Mobile Phones and “Mobile” Adversaries: Announcing RSA Distributed Credential Protection
A few years ago, my wife and I reframed some antique prints. We discovered that one was backed with sheets of newspaper from 1902 containing a brief notice on a public exhibition in Kentucky (see image). On New Year’s Day, a melon farmer and inventor named Nathan Stubblefield demonstrated a battery-powered, wireless telephone on which people could talk “with perfect ease” over a distance of six blocks. Intriguing, but why would anyone want this nine-foot-long beast with batteries “of special construction” when you can talk long distance on an ordinary, wired telephone with perfect ease, thank you?
So this grandfather of the mobile phone, one of today’s most fetishized, life-altering technologies, waited decades to realize its full potential. It took about 75 years for the first handheld mobile phones to be widely deployed. Such is innovation: The art of liberating vintage technology from the confines of its era.
Today, RSA is pleased to announce the release of Distributed Credential Protection (DCP). DCP offers the industry a transformative approach to one of its most pressing security problems: Massive breaches of sensitive information, such as password databases. DCP distributes secrets across two servers or even two organizations and periodically rotates them through re-randomization. An attacker that breaches one server, or even both of them at different times, learns nothing.
In this case, it took only a bit more than 20 years for a powerful idea to see the light of day.
In 1991, Rafi Ostrovsky and Moti Yung published a landmark paper on what would come to be known as “proactive cryptography.” Their idea was that servers might be breached, not just once and in isolation, but by “mobile” adversaries that attack a broad array of targets repeatedly. They proposed a defensive technique in which secrets are distributed across servers and regularly re-randomized.
In 1991, the Internet was in its infancy. Breaches were nearly unheard of. Mobile adversaries? Why should I worry about servers being regularly breached when remote attacks rarely happen to begin with, thank you? Recent password breaches at LinkedIn, etc., etc., were just twinkles in Rafi and Moti’s eyes. (Today it’s: Why worry about breaches when I can just hash my passwords, thank you?)
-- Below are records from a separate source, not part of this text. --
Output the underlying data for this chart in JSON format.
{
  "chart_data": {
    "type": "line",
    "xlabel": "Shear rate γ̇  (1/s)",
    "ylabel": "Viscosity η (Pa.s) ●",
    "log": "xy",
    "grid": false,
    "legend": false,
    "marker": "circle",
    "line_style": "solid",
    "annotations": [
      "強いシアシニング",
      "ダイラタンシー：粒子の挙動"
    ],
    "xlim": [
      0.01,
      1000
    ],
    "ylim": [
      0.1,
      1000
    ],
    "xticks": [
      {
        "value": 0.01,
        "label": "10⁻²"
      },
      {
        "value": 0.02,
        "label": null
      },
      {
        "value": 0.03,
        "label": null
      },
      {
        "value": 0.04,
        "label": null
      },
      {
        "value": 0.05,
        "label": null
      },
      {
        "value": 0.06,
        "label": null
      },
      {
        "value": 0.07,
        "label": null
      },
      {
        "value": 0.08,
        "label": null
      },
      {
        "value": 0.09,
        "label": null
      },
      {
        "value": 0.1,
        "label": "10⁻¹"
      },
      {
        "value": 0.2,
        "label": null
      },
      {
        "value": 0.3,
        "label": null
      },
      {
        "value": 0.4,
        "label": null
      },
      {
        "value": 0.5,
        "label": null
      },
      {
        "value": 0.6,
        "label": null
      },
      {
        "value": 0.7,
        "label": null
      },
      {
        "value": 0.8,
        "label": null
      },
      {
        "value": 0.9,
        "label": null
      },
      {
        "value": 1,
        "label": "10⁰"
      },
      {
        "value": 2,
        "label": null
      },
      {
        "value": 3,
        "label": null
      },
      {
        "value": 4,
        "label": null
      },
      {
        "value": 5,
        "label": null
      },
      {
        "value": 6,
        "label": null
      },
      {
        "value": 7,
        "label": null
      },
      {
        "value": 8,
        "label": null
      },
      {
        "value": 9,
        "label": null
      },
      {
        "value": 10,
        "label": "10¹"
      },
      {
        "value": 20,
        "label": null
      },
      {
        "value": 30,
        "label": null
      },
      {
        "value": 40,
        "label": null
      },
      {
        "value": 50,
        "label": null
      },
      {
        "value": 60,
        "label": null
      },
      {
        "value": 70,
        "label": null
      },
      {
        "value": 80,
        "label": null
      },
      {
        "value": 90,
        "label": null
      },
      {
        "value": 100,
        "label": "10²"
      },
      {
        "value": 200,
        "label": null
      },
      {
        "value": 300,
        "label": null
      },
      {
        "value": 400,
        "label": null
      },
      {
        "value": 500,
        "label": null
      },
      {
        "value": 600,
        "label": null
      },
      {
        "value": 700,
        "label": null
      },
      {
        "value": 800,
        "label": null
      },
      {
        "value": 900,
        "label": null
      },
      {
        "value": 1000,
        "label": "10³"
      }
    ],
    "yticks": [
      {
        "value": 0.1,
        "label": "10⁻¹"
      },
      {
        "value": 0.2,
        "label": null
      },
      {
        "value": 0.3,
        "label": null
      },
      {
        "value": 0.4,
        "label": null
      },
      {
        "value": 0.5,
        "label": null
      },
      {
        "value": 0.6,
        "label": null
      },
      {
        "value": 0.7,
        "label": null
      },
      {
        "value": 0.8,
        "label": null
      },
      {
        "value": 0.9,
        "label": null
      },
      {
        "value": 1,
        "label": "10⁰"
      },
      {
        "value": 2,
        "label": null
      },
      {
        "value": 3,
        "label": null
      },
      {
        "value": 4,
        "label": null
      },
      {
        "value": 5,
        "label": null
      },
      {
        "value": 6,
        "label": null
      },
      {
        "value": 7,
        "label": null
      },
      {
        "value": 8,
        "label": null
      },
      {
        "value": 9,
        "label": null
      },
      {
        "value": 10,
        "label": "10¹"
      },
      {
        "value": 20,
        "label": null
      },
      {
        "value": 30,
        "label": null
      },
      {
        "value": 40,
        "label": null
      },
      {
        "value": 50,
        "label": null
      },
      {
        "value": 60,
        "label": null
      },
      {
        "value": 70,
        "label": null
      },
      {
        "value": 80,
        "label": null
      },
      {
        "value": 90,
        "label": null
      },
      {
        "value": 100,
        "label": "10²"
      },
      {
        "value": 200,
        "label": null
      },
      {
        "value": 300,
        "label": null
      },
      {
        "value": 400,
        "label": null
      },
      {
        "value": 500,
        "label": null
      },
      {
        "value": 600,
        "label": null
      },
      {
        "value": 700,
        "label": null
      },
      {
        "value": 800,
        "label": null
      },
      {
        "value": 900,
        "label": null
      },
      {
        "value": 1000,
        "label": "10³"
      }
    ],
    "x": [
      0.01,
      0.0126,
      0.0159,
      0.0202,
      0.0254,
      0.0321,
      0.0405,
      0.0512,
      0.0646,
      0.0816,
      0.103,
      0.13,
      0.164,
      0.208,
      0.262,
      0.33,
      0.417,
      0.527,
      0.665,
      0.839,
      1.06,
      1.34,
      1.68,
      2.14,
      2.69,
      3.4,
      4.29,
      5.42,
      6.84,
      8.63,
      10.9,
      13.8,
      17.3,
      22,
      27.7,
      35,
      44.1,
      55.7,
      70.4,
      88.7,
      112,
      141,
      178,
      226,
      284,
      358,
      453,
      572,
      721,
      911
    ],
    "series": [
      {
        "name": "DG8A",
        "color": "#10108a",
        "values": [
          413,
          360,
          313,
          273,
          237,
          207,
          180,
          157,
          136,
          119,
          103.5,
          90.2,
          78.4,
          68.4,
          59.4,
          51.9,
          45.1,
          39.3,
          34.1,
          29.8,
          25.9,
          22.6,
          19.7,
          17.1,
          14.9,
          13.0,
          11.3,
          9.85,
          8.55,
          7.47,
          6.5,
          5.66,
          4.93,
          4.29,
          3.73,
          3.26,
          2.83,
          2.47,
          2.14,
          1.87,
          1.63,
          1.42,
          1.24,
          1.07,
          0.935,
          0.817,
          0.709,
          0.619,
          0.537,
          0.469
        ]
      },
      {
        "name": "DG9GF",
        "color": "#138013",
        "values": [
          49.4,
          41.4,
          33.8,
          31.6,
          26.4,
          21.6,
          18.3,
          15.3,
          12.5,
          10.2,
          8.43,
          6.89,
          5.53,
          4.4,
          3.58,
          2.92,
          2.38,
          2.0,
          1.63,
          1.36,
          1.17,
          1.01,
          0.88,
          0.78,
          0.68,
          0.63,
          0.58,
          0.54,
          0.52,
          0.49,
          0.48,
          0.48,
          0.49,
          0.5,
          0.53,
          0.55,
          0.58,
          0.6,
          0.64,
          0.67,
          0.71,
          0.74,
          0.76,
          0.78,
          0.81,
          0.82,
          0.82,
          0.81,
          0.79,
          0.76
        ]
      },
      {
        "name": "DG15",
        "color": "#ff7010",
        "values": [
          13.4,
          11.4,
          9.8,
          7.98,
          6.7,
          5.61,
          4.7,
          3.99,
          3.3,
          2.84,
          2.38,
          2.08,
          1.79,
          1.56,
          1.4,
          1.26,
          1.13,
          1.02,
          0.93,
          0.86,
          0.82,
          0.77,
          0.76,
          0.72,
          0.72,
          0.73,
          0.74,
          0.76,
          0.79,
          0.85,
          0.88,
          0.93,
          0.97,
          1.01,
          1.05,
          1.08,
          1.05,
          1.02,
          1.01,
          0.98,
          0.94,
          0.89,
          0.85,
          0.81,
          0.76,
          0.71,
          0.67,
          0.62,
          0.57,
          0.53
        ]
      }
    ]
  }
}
DCP realizes proactive cryptography in the limited setting of two servers—and may be extended in future versions to more (m out of n). Of course, just as mobile phones today include a lot more technology than Stubblefield’s demonstration device, and much more user-friendly packaging, DCP is an advance on its 1991 ancestor in print. It realizes ideas due to many researchers before and after Ostrovsky and Yung; at its heart are inventions from RSA Labs (e.g., this paper and follow-up), and excellent work by RSA Engineering to address the many practical problems of commercial systems.
Admittedly, it doesn’t yet have a touchscreen or run games. But I’m sure those features are on the way.